Investment objective is the motive for which investment is made. Some investors may invest fund for regular income while others may prefer capital gain. In general, investment is concerned with risk taking activity for future returns over a long period which is not necessary to be marketable in short run.

Why do we need investment goals?

1. Provides a Clear Vision. When you have a clear idea of your financial goals, it adds a lot of clarity and confidence to your investment decisions. It helps you control and manage your finance in a far better way, allowing you to stay prepared for the different phases of your life.

What are the financial goals?

What Is a Financial Goal? A financial goal is a target to aim for when managing your money. It can involve saving, spending, earning or even investing. Creating a list of financial goals is vital to creating a budget.

What are the 2 types of investment objectives?

Your objective should guide what types of assets you add to your portfolio. You might want to see the best possible tax results, minimize your risk as much as possible, or focus on a target-date goal like retirement. There are three types of investment objectives: growth, growth and income, or income.

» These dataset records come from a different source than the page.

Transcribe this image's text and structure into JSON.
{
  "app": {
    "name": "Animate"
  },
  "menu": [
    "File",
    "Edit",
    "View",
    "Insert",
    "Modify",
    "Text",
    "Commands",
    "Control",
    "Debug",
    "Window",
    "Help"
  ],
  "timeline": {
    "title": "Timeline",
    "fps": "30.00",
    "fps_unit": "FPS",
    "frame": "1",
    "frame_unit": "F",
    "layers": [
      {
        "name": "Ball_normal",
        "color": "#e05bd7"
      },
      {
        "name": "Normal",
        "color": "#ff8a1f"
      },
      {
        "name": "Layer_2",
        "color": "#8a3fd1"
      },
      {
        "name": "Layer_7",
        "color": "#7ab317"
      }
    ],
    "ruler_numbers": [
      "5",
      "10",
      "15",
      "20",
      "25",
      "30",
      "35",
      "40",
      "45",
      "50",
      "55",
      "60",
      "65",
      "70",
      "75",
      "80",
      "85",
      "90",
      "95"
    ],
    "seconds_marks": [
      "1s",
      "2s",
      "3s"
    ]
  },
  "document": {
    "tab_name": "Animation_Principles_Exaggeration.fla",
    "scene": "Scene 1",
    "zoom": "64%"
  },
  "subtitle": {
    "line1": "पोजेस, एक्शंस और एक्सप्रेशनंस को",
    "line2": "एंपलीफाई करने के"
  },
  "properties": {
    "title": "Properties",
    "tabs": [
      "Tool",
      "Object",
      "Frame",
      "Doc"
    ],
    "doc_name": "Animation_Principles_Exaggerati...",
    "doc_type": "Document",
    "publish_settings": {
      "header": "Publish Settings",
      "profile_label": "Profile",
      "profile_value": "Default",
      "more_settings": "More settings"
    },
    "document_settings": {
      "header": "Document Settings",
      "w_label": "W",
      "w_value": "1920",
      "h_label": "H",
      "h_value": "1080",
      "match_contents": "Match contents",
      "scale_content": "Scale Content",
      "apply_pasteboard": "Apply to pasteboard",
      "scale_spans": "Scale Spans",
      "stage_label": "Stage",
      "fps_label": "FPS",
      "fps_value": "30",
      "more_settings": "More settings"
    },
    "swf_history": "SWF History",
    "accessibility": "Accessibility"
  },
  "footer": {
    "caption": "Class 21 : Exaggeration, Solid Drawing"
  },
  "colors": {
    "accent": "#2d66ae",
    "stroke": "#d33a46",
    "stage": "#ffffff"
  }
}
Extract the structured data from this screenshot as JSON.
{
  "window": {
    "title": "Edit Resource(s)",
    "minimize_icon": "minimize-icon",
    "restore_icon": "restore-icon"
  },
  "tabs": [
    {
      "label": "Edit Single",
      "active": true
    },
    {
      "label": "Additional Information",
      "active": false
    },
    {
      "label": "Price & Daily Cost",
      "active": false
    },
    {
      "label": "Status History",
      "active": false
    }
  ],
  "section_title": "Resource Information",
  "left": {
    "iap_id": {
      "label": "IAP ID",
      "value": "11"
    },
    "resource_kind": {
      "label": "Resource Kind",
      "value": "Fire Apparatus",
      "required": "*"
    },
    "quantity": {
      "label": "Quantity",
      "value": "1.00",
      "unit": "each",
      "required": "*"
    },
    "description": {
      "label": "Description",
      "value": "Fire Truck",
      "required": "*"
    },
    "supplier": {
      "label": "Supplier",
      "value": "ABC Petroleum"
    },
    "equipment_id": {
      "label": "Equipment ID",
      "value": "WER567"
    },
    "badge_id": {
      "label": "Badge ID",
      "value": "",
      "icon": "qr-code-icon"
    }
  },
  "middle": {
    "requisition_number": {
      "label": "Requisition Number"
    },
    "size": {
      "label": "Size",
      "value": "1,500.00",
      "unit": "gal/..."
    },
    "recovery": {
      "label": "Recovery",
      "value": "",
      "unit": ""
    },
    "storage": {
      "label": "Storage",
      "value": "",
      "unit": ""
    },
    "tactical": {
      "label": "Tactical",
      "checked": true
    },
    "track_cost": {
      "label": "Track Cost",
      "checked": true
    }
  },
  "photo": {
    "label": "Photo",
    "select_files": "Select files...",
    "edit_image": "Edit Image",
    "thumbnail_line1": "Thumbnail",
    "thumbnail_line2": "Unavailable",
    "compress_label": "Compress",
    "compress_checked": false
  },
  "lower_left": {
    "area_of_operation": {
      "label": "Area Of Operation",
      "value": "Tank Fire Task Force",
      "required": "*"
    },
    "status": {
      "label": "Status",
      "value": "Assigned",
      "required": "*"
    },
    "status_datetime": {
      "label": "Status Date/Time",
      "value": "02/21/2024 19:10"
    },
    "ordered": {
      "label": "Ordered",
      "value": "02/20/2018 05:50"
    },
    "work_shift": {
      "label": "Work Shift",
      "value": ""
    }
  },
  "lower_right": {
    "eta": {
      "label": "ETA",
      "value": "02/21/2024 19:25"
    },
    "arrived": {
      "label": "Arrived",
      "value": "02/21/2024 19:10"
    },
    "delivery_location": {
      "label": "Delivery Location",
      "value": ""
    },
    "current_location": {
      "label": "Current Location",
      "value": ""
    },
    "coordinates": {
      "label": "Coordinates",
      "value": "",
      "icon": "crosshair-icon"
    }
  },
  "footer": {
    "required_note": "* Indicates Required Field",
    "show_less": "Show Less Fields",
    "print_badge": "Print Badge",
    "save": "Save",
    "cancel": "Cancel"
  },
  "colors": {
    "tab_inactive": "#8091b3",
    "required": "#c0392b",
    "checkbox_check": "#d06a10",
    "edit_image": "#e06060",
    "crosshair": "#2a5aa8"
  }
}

What is a growth investment objective?

Growth investors do not seek account income; their primary objective is capital appreciation. Risk tolerance conservative. … They are willing to accept lower potential returns in exchange for lower risk. Equities will typically be a significant portion of the account.

What is a balanced investment objective?

The investment objective of a Balanced investor is to obtain a balance of security, income and growth with security and income ranking before growth in priority. A Balanced portfolio looks to invest around 50% in growth assets (eg equities and property) and the remainder in defensive assets (eg cash and fixed income).